The "peculiar institution" of American chattel slavery evolved in stages over the next century, but those "20 and odd Africans" represent the first victims of institutional racism in what would become our nation. Over the next 400 years, the institutions of racism took different forms including slavery, convict leasing, Jim Crow legalized segregation, lynching and other forms of violent domestic terrorism, massive resistance to integration, mass incarceration, voter suppression, and the increasing resegregation of public education. The tragic events of August 2017 in Charlottesville have their roots in the tragic events of August 1619 in Jamestown. While it is important to stand up and non-violently resist forms of extreme white nationalism, it is equally important to recognize and confess the other forms of structural racism mentioned above so that we can move forward in our commitment to liberty and justice for all based on our faith that all people are made in the image of God and that race is a soclo-political construct that divides and denies our shared humanity.

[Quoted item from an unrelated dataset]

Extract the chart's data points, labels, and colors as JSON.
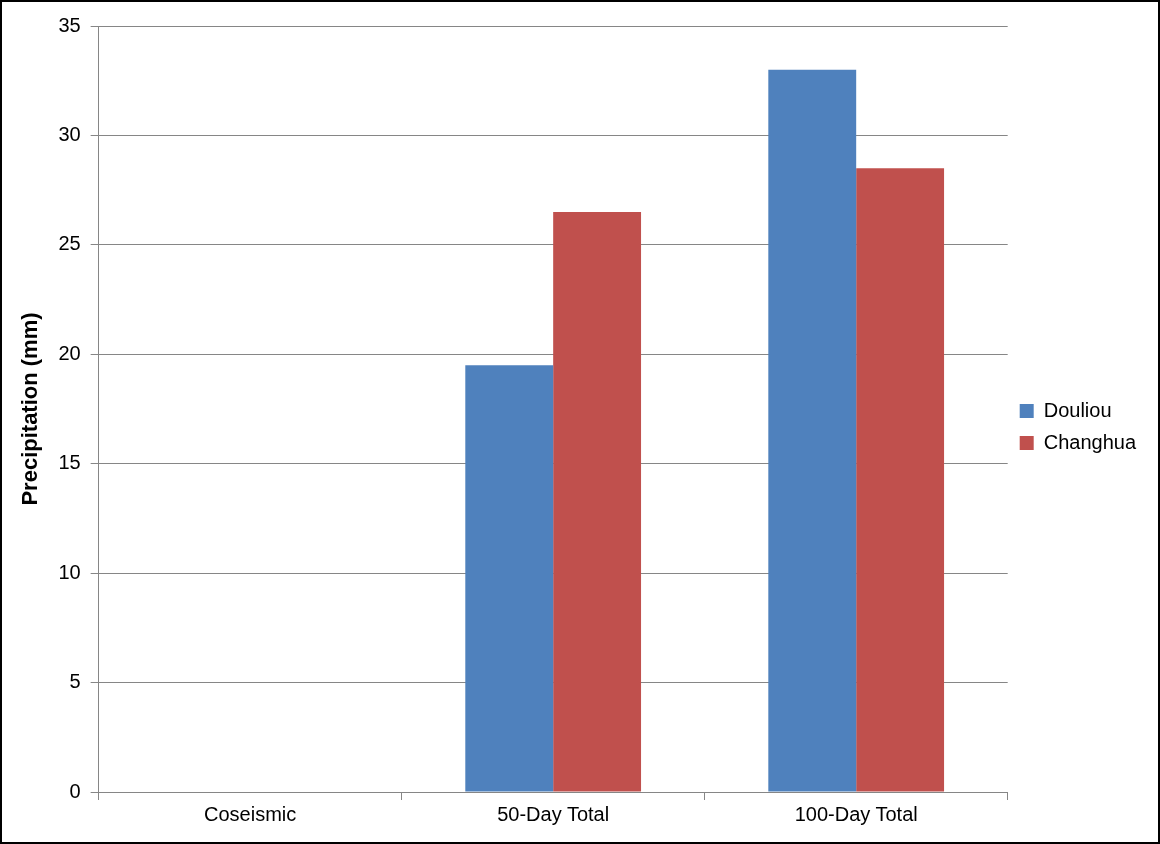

In the video posted below, Bryan Stevenson, Founder of the Equal Justice Initiative, makes a clear connection between what happened in Charlottesville and the legacy of racism that has taken many forms throughout our nation's history. He calls us to face this history in a way similar to the Truth and Reconciliation Commission in South Africa at the end of the apartheid era. The Cornelius Corps is a resource to help the Church face this history as a crucial part of our ongoing journey of following the way of Jesus in our day and time.